Sano Tomohiko, Sun Xun, Feng Yan, Liu Shengzhi, Hase Misato, Fan Yao, Zha Rongrong, Wu Di, Aryal Uma K, Li Bai-Yan, Sudo Akihiro, Yokota Hiroki
Department of Biomedical Engineering, Indiana University Purdue University Indianapolis, Indianapolis, IN 46202, USA.
Department of Orthopedic Surgery, Mie University Graduate School of Medicine, Edobashi Tsu 2-174, Japan.
Cancers (Basel). 2021 Mar 3;13(5):1061. doi: 10.3390/cancers13051061.
The brain is a common site of metastasis from advanced breast cancer but few effective treatments are available. We examined a therapeutic option with a conditioned medium (CM), focusing on the role of Lrp5 and β-catenin in Wnt signaling, and IL1ra in osteocytes. Osteocytes presented the innate anti-tumor effect and the overexpression of the above genes strengthened their action. In a mouse model, the injection of their CM inhibited mammary tumors and tumor-driven osteolysis. Importantly, Lrp5- and/or IL1ra-overexpressing osteocytes or the local administration of β-catenin-overexpressing CM markedly inhibited brain tumors. In the transport analysis, tumor-suppressing factors in CM were shown to diffuse through the skull. Mechanistically, the CM with overexpression of the above genes downregulated oncogenic genes such as MMP9, Runx2, TGFβ, and Snail in breast cancer cells. Also, the CM with β-catenin overexpression downregulated CXCL1 and CXCL5 and upregulated tumor suppressors such as LIMA1, DSP, p53, and TRAIL in breast cancer cells. Notably, whole-genome proteomics revealed that histone H4 was enriched in CM and acted as an atypical tumor suppressor. Lrp5-overexpressing MSCs were also shown to act as anti-tumor agents. Collectively, this study demonstrated the therapeutic role of engineered CM in brain tumors and the tumor-suppressing action of extracellular histone H4. The result sheds light on the potential CM-based therapy for breast cancer-associated brain metastases in a minimally invasive manner.
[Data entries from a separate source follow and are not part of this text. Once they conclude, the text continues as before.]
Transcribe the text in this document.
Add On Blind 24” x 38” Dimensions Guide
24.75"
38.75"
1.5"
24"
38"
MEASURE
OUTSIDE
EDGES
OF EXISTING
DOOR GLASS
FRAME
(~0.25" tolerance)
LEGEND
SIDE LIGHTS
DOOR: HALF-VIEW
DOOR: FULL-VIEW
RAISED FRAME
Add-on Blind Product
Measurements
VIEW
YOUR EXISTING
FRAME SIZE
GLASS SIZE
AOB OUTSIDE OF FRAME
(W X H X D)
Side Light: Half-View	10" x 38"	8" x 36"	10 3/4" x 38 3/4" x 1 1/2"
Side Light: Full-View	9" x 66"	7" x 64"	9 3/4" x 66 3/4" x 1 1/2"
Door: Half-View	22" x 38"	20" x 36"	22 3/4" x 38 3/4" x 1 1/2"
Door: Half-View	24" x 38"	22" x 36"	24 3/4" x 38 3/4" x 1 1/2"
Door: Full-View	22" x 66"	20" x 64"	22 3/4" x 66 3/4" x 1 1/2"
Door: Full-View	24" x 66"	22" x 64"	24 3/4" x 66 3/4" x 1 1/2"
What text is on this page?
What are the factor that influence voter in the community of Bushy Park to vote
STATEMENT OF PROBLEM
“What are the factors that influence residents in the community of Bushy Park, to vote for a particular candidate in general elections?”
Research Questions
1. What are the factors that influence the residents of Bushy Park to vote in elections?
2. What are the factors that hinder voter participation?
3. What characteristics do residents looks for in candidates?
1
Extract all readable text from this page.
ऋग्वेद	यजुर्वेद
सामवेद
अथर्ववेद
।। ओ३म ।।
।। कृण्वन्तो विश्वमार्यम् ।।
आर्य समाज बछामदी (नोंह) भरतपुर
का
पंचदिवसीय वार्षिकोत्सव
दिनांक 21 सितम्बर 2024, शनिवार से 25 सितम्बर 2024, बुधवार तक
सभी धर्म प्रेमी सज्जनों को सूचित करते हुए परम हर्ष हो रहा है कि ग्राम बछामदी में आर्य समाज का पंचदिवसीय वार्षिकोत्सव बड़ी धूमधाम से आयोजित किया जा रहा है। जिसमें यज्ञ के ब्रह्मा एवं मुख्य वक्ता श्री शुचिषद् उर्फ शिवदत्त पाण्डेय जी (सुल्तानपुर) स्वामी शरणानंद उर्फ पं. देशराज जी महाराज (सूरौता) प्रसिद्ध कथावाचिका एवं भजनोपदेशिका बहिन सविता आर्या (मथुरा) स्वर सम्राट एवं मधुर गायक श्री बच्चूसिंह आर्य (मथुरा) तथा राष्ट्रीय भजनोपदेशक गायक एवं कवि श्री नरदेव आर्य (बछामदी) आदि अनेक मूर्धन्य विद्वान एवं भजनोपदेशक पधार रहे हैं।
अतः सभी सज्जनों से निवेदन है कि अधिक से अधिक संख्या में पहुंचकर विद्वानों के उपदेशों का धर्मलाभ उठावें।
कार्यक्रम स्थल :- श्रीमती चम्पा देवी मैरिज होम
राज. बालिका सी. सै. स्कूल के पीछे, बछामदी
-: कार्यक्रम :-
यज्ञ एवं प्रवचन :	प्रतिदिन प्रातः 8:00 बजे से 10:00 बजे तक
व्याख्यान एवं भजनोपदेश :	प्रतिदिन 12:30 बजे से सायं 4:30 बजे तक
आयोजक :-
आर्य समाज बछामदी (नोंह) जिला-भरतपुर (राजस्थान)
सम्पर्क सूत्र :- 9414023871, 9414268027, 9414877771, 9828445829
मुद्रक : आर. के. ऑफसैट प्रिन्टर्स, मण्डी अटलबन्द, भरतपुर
脑是晚期乳腺癌常见的转移部位,但有效的治疗方法却很少。我们研究了一种使用条件培养基(CM)的治疗方案,重点关注低密度脂蛋白受体相关蛋白5(Lrp5)和β-连环蛋白在Wnt信号通路中的作用,以及白细胞介素1受体拮抗剂(IL1ra)在骨细胞中的作用。骨细胞具有天然的抗肿瘤作用,上述基因的过表达增强了它们的作用。在小鼠模型中,注射它们的条件培养基可抑制乳腺肿瘤和肿瘤驱动的骨溶解。重要的是,过表达Lrp5和/或IL1ra的骨细胞或局部给予过表达β-连环蛋白的条件培养基可显著抑制脑肿瘤。在转运分析中,条件培养基中的肿瘤抑制因子显示可通过颅骨扩散。从机制上讲,过表达上述基因的条件培养基可下调乳腺癌细胞中的致癌基因,如基质金属蛋白酶9(MMP9)、 runt相关转录因子2(Runx2)、转化生长因子β(TGFβ)和蜗牛蛋白(Snail)。此外,过表达β-连环蛋白的条件培养基可下调乳腺癌细胞中的趋化因子CXC趋化因子配体1(CXCL1)和CXC趋化因子配体5(CXCL5),并上调肿瘤抑制因子,如富含亮氨酸重复序列的整合素结合蛋白1(LIMA1)、桥粒斑蛋白(DSP)、p53和肿瘤坏死因子相关凋亡诱导配体(TRAIL)。值得注意的是,全基因组蛋白质组学显示组蛋白H4在条件培养基中富集,并作为一种非典型肿瘤抑制因子发挥作用。过表达Lrp5的间充质干细胞也显示出抗肿瘤作用。总的来说,这项研究证明了工程化条件培养基在脑肿瘤中的治疗作用以及细胞外组蛋白H4的肿瘤抑制作用。该结果为以微创方式基于条件培养基治疗乳腺癌相关脑转移瘤的潜力提供了线索。